Realmente aquilo era o que menos lhe interessava, por isso o caminho do velho homem foi em direção ao bar. O velho Pelugem (adorava o chamar assim,mesmo que o amigo odiasse) ainda era o melhor atendente há décadas. Rapidamente o copo com um doze anos e uma pedra de gelo já estava nas mãos do homem que deu o primeiro trago para depois acender um cigarro amassado.
Pelugem aproximou-se acendendo um outro cigarro e indagou. " Hoje encheu mais do que o normal. T.O deve estar comemorando. Não concorda?"

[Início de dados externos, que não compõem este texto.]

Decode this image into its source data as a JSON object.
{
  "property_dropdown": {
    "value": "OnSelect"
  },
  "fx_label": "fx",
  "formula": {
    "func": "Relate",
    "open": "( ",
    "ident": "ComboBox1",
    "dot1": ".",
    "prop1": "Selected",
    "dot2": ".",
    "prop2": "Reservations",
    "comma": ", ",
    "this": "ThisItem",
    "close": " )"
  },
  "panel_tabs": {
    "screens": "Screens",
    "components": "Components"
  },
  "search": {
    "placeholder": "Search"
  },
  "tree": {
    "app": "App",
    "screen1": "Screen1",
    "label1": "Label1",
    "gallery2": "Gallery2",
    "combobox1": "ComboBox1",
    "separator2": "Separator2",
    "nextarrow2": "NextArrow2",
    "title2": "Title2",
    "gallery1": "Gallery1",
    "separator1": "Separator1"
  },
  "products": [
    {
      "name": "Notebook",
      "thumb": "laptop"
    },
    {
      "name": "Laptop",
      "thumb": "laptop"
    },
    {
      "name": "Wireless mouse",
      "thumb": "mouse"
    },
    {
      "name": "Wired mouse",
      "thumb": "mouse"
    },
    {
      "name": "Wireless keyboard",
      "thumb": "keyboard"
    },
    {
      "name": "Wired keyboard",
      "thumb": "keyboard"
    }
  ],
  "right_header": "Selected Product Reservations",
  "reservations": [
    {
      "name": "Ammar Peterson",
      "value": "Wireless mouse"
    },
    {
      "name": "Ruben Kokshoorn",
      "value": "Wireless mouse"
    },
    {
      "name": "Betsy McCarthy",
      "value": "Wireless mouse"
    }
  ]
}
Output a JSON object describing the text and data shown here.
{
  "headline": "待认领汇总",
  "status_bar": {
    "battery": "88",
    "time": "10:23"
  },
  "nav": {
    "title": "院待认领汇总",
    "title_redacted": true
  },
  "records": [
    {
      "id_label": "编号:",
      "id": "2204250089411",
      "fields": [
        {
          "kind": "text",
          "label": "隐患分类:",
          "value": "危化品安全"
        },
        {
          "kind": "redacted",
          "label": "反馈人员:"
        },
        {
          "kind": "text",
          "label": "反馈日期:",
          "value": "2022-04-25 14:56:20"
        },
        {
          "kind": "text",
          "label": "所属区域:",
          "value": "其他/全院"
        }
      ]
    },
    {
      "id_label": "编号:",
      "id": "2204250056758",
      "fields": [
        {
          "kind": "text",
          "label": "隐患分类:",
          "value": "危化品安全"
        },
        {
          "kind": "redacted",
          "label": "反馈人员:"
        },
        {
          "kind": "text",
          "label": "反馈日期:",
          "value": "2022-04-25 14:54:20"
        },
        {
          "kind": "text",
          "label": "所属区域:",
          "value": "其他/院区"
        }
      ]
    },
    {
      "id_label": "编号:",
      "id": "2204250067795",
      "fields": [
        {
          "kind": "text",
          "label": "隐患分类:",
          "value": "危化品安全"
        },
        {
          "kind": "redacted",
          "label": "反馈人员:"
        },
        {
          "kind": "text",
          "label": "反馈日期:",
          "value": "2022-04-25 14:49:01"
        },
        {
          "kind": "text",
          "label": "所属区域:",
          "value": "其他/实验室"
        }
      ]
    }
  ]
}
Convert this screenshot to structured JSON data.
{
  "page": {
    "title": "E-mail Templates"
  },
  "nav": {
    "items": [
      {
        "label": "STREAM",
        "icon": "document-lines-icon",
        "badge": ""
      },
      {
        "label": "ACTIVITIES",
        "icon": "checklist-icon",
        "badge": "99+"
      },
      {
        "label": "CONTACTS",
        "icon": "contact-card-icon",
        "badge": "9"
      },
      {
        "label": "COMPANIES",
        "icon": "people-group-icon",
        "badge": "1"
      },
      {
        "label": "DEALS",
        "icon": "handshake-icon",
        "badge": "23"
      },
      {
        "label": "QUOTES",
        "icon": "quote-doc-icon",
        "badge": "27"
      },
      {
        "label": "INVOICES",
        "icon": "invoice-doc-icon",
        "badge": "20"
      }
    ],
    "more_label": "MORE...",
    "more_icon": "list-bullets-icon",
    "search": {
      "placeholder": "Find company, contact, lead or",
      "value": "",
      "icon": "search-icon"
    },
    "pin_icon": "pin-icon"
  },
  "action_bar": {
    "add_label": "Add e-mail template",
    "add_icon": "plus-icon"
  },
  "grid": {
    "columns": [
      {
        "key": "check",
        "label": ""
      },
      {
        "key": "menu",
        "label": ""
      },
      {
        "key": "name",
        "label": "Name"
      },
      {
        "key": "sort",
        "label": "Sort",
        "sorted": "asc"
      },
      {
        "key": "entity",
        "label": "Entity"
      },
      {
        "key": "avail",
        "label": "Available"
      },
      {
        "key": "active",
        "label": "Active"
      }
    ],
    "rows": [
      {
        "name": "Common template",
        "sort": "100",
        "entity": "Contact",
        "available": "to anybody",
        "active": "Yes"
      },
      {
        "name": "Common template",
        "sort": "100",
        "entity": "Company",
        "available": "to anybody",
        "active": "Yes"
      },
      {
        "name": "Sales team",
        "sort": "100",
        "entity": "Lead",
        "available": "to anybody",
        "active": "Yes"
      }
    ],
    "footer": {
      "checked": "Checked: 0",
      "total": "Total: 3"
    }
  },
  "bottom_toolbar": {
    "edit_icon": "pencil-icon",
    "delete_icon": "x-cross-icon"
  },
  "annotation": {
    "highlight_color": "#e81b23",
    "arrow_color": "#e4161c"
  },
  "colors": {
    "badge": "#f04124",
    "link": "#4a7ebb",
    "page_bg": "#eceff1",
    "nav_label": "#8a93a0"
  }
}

O velho abriu um leve sorriso sarcástico e coçando a barba olhou o T.O em uma área mais privada sentado em uma grande poltrona de couro, se exibindo com diversas "convidadas" e muita bebida. O filho da puta sabia também festejar além de dominar o comércio sobrenatural.
"Cada um faz o que sabe fazer, Pelugem! Alguns fazem dinheiro com isso, outros como eu, criam histórias para contar."
"E você sempre fazendo questão de se diminuir! Pode não ser mais o melhor caçador de demônios do mundo, mas ainda alguns sabem quem você é. Eu lembro, caso contrário não estava mais aqui...".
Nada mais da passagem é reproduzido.